Comment by masklinn
1 day ago
We have. C is basically the only langage in any sort of widespread use where terminated strings are a thing.
Which of course causes issues when languages with more proper strings interact with C but there you go.
1 day ago
We have. C is basically the only langage in any sort of widespread use where terminated strings are a thing.
Which of course causes issues when languages with more proper strings interact with C but there you go.
Given that the C ABI is basically the standard for how arbitrary languages interact, I wouldn't characterize all of the headaches this can cause as just when other languages interact with C; arguably it can come up when any two languages interact at all, even if neither are C.
Arguably the C ABI was one of those Worse is Better problems like the C language itself. Better languages already existed, but C was basically free and easy to implement, so now there's C everywhere. It seems likely that if not for this ABI we might have an ABI today where all languages which want to offer FFI can agree on how to represent say the immutable slice reference type (Rust's &[T], C++ std::span)
Just an agreed ABI for slices would be enough that language A's growable array type (Rust's Vec, C++ std::vector, but equally the ArrayList or some languages even call this just "list") of say 32-bit signed integers can give a (read only) reference to language B to look at all these 32-bit signed integers without language's A and B having to agree how growable arrays work at all. In C today you have to go wrestle with the ABI pig for much less.
From a historical perspective, my guess is that C interop in some fashion has basically been table stakes for any language of the past few decades, and when you want to plug two arbitrary languages together, if that's the one common API they both speak, it's the most obvious way to do it. I'm not sure I'd consider this "worse is better" as much as just self-reinforcing emergent behavior. I'm not even sure I can come up with any example of an explicitly designed format for arbitrary language interop other than maybe WASM (which of course is a lot more than just that, but it does try to tackle the problem of letting languages interact in an agnostic way).
We should move away from it in C usage as well.

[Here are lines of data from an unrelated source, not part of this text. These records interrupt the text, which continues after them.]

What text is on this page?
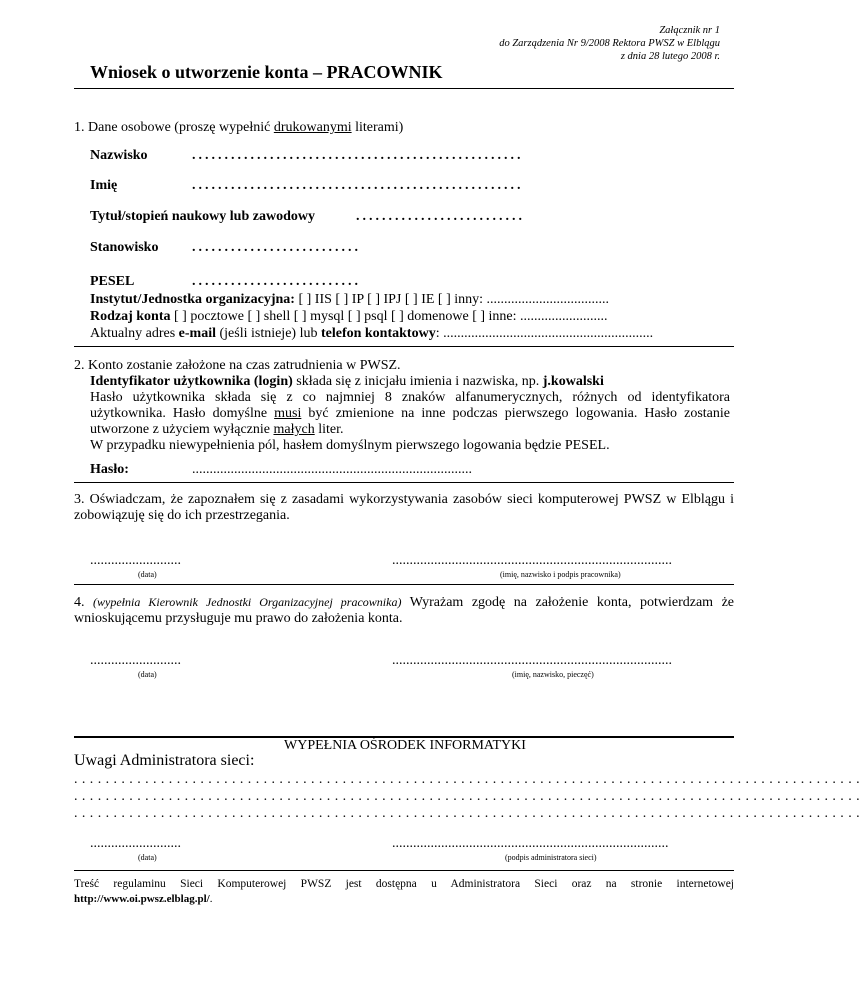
Załącznik nr 1
do Zarządzenia Nr 9/2008 Rektora PWSZ w Elblągu
z dnia 28 lutego 2008 r.
Wniosek o utworzenie konta – PRACOWNIK
1. Dane osobowe (proszę wypełnić drukowanymi literami)
Nazwisko	...................................................
Imię	...................................................
Tytuł/stopień naukowy lub zawodowy	..........................
Stanowisko ..........................
PESEL	..........................
Instytut/Jednostka organizacyjna: [ ] IIS [ ] IP [ ] IPJ [ ] IE [ ] inny: ...................................
Rodzaj konta [ ] pocztowe [ ] shell [ ] mysql [ ] psql [ ] domenowe [ ] inne: .........................
Aktualny adres e-mail (jeśli istnieje) lub telefon kontaktowy: ............................................................
2. Konto zostanie założone na czas zatrudnienia w PWSZ.
Identyfikator użytkownika (login) składa się z inicjału imienia i nazwiska, np. j.kowalski
Hasło użytkownika składa się z co najmniej 8 znaków alfanumerycznych, różnych od identyfikatora użytkownika. Hasło domyślne musi być zmienione na inne podczas pierwszego logowania. Hasło zostanie utworzone z użyciem wyłącznie małych liter.
W przypadku niewypełnienia pól, hasłem domyślnym pierwszego logowania będzie PESEL.
Hasło:	................................................................................
3. Oświadczam, że zapoznałem się z zasadami wykorzystywania zasobów sieci komputerowej PWSZ w Elblągu i zobowiązuję się do ich przestrzegania.
..........................
(data)
................................................................................
(imię, nazwisko i podpis pracownika)
4. (wypełnia Kierownik Jednostki Organizacyjnej pracownika) Wyrażam zgodę na założenie konta, potwierdzam że wnioskującemu przysługuje mu prawo do założenia konta.
..........................
(data)
................................................................................
(imię, nazwisko, pieczęć)
WYPEŁNIA OŚRODEK INFORMATYKI
Uwagi Administratora sieci:
....................................................................................................
....................................................................................................
....................................................................................................
..........................
(data)
...............................................................................
(podpis administratora sieci)
Treść regulaminu Sieci Komputerowej PWSZ jest dostępna u Administratora Sieci oraz na stronie internetowej
http://www.oi.pwsz.elblag.pl/.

Ideally, the standard would include a type that packages a string with its length, and had functions that used that type and/or took the length as an argument. But even without that it is possible avoid using null terminated strings in a lot of places.

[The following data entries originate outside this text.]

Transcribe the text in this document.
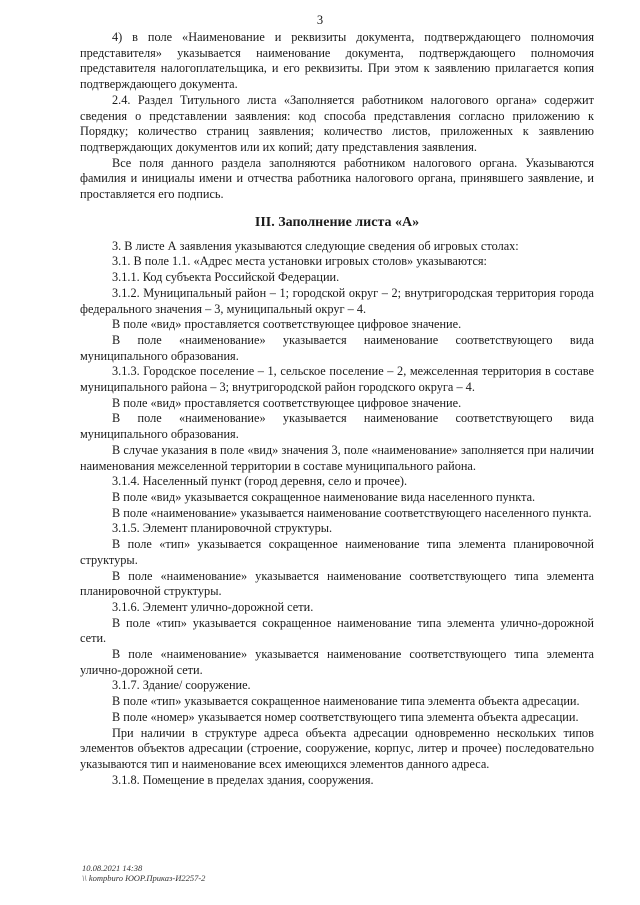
3

4) в поле «Наименование и реквизиты документа, подтверждающего полномочия представителя» указывается наименование документа, подтверждающего полномочия представителя налогоплательщика, и его реквизиты. При этом к заявлению прилагается копия подтверждающего документа.

2.4. Раздел Титульного листа «Заполняется работником налогового органа» содержит сведения о представлении заявления: код способа представления согласно приложению к Порядку; количество страниц заявления; количество листов, приложенных к заявлению подтверждающих документов или их копий; дату представления заявления.

Все поля данного раздела заполняются работником налогового органа. Указываются фамилия и инициалы имени и отчества работника налогового органа, принявшего заявление, и проставляется его подпись.

III. Заполнение листа «А»

3. В листе А заявления указываются следующие сведения об игровых столах:

3.1. В поле 1.1. «Адрес места установки игровых столов» указываются:

3.1.1. Код субъекта Российской Федерации.

3.1.2. Муниципальный район – 1; городской округ – 2; внутригородская территория города федерального значения – 3, муниципальный округ – 4.

В поле «вид» проставляется соответствующее цифровое значение.

В поле «наименование» указывается наименование соответствующего вида муниципального образования.

3.1.3. Городское поселение – 1, сельское поселение – 2, межселенная территория в составе муниципального района – 3; внутригородской район городского округа – 4.

В поле «вид» проставляется соответствующее цифровое значение.

В поле «наименование» указывается наименование соответствующего вида муниципального образования.

В случае указания в поле «вид» значения 3, поле «наименование» заполняется при наличии наименования межселенной территории в составе муниципального района.

3.1.4. Населенный пункт (город деревня, село и прочее).

В поле «вид» указывается сокращенное наименование вида населенного пункта.

В поле «наименование» указывается наименование соответствующего населенного пункта.

3.1.5. Элемент планировочной структуры.

В поле «тип» указывается сокращенное наименование типа элемента планировочной структуры.

В поле «наименование» указывается наименование соответствующего типа элемента планировочной структуры.

3.1.6. Элемент улично-дорожной сети.

В поле «тип» указывается сокращенное наименование типа элемента улично-дорожной сети.

В поле «наименование» указывается наименование соответствующего типа элемента улично-дорожной сети.

3.1.7. Здание/ сооружение.

В поле «тип» указывается сокращенное наименование типа элемента объекта адресации.

В поле «номер» указывается номер соответствующего типа элемента объекта адресации.

При наличии в структуре адреса объекта адресации одновременно нескольких типов элементов объектов адресации (строение, сооружение, корпус, литер и прочее) последовательно указываются тип и наименование всех имеющихся элементов данного адреса.

3.1.8. Помещение в пределах здания, сооружения.

10.08.2021 14:38
\\ kompburo ЮОР.Приказ-И2257-2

The standard C library can’t even manipulate NUL terminated strings for common use cases…
Simple things aren’t simple - want to append a formatted string to an existing buffer? Good luck! Now do it with UTF-8!
I truly feel the standard library design did more disservice to C than the language definition itself.

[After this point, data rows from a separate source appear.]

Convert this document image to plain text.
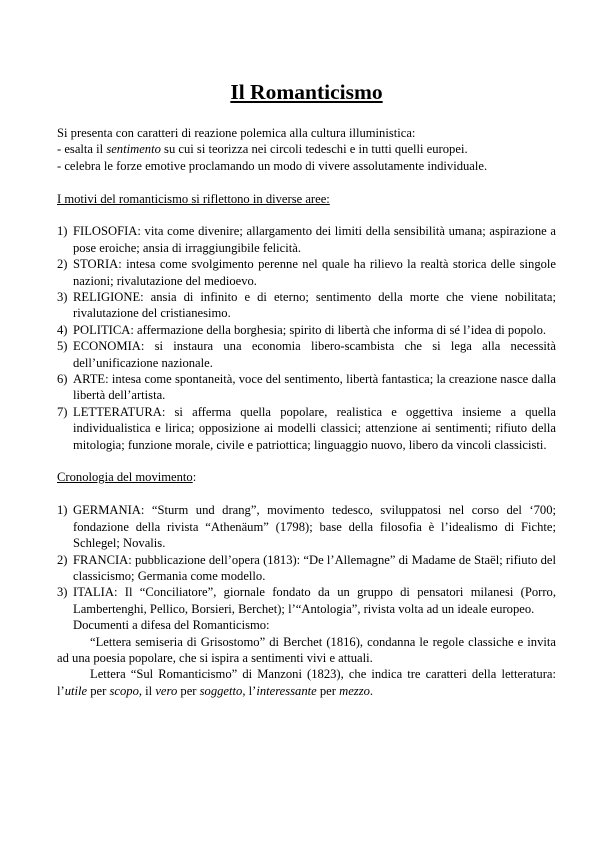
Il Romanticismo

Si presenta con caratteri di reazione polemica alla cultura illuministica:

- esalta il sentimento su cui si teorizza nei circoli tedeschi e in tutti quelli europei.

- celebra le forze emotive proclamando un modo di vivere assolutamente individuale.

I motivi del romanticismo si riflettono in diverse aree:

1) FILOSOFIA: vita come divenire; allargamento dei limiti della sensibilità umana; aspirazione a pose eroiche; ansia di irraggiungibile felicità.
2) STORIA: intesa come svolgimento perenne nel quale ha rilievo la realtà storica delle singole nazioni; rivalutazione del medioevo.
3) RELIGIONE: ansia di infinito e di eterno; sentimento della morte che viene nobilitata; rivalutazione del cristianesimo.
4) POLITICA: affermazione della borghesia; spirito di libertà che informa di sé l’idea di popolo.
5) ECONOMIA: si instaura una economia libero-scambista che si lega alla necessità dell’unificazione nazionale.
6) ARTE: intesa come spontaneità, voce del sentimento, libertà fantastica; la creazione nasce dalla libertà dell’artista.
7) LETTERATURA: si afferma quella popolare, realistica e oggettiva insieme a quella individualistica e lirica; opposizione ai modelli classici; attenzione ai sentimenti; rifiuto della mitologia; funzione morale, civile e patriottica; linguaggio nuovo, libero da vincoli classicisti.

Cronologia del movimento:

1) GERMANIA: “Sturm und drang”, movimento tedesco, sviluppatosi nel corso del ‘700; fondazione della rivista “Athenäum” (1798); base della filosofia è l’idealismo di Fichte; Schlegel; Novalis.
2) FRANCIA: pubblicazione dell’opera (1813): “De l’Allemagne” di Madame de Staël; rifiuto del classicismo; Germania come modello.
3) ITALIA: Il “Conciliatore”, giornale fondato da un gruppo di pensatori milanesi (Porro, Lambertenghi, Pellico, Borsieri, Berchet); l’“Antologia”, rivista volta ad un ideale europeo.

Documenti a difesa del Romanticismo:

“Lettera semiseria di Grisostomo” di Berchet (1816), condanna le regole classiche e invita ad una poesia popolare, che si ispira a sentimenti vivi e attuali.

Lettera “Sul Romanticismo” di Manzoni (1823), che indica tre caratteri della letteratura: l’utile per scopo, il vero per soggetto, l’interessante per mezzo.
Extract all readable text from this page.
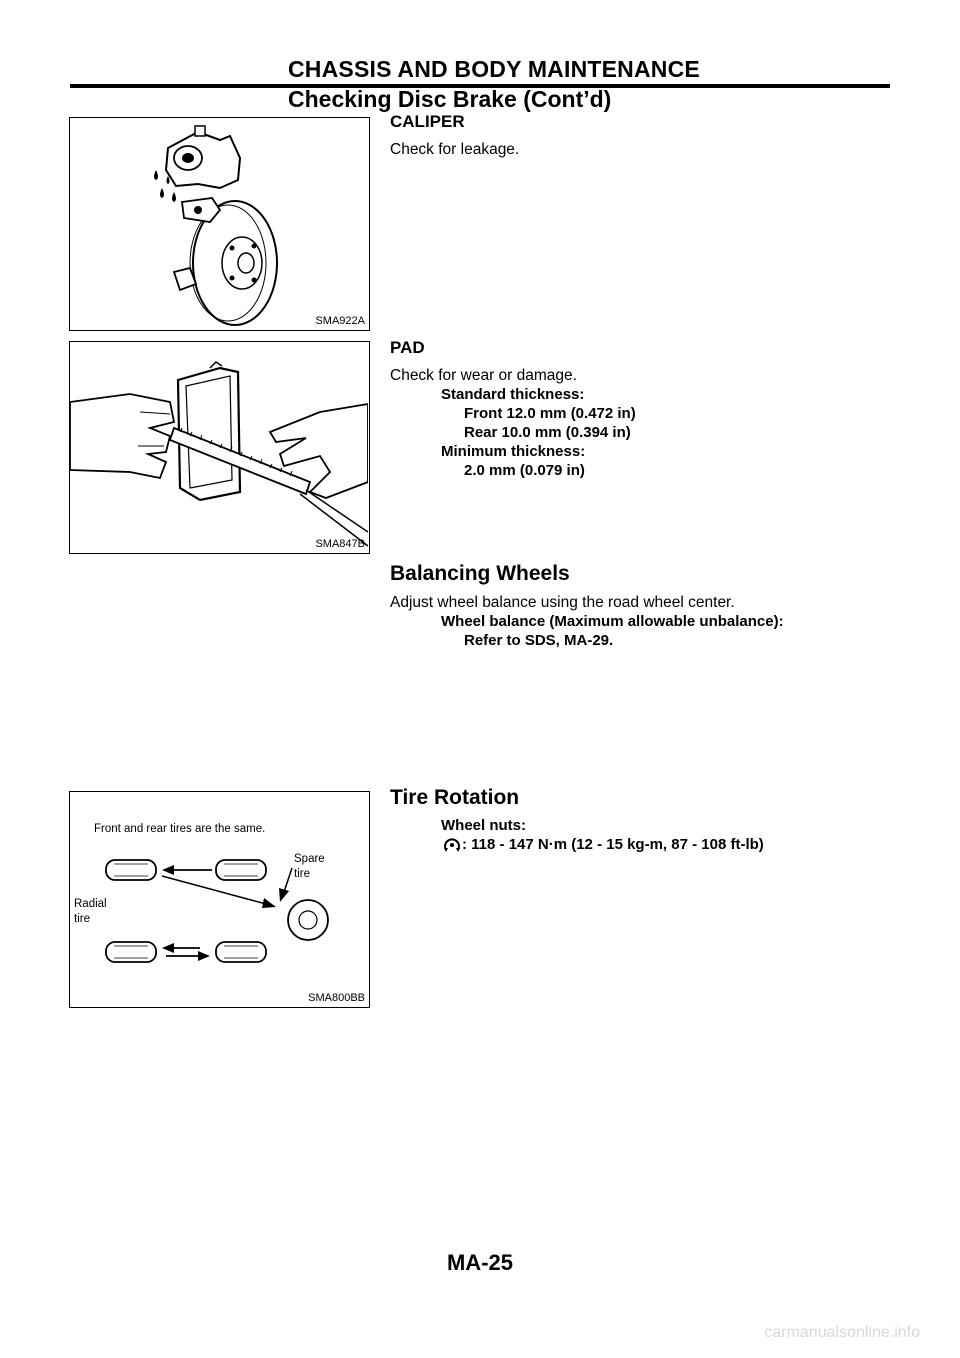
CHASSIS AND BODY MAINTENANCE
Checking Disc Brake (Cont’d)
SMA922A
SMA847B
Front and rear tires are the same.
Spare
tire
Radial
tire
SMA800BB
CALIPER
Check for leakage.
PAD
Check for wear or damage.
Standard thickness:
Front 12.0 mm (0.472 in)
Rear 10.0 mm (0.394 in)
Minimum thickness:
2.0 mm (0.079 in)
Balancing Wheels
Adjust wheel balance using the road wheel center.
Wheel balance (Maximum allowable unbalance):
Refer to SDS, MA-29.
Tire Rotation
Wheel nuts:
: 118 - 147 N·m (12 - 15 kg-m, 87 - 108 ft-lb)
MA-25
carmanualsonline.info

The standard library hasn't done a damn thing to hurt C. There are better alternatives available and have been for decades. If some noob hasn't figured out that strcpy() is long outdated, that's his personal problem. If some company wants to put clueless noobs or idiots in charge of writing security critical software, that's theirs and their customers' problem, not mine.
Doesn't C++'s std::string also use a null terminated char* string internally? Do you count that also?
Since C++11 it is required to be null-terminated, you can access the terminator with (for e.g.) operator[], and the string can contain non-terminator null characters.
It has nul-termination for compatibility with C, so you can call c_str and get a C string. With the caveat that an std::string can have nuls anywhere, which breaks C semantics. But C++ does not use that itself.
This doesn't count because it's implemented in a way "if you don't need null-terminated string, you won't see it".
>Which of course causes issues when languages with more proper strings interact with C but there you go.
Is is an issue of "more proper strings" or just languages trying to have their cake and eat it too? have their sense of a string and C interoperability. I think this is were we see the strength of Zig, it's strings are designed around and extend the C idea of string instead of just saying our way is better and we are just going to blame C for any friction.
My standard disclaimer comes into play here, I am not a programmer and very much a humanities sort, I could be completely missing what is obvious. Just trying to understand better.
Edit: That was not quite right, Zig has its string literal for C compatibility. There is something I am missing here in my understanding of strings in the broader sense.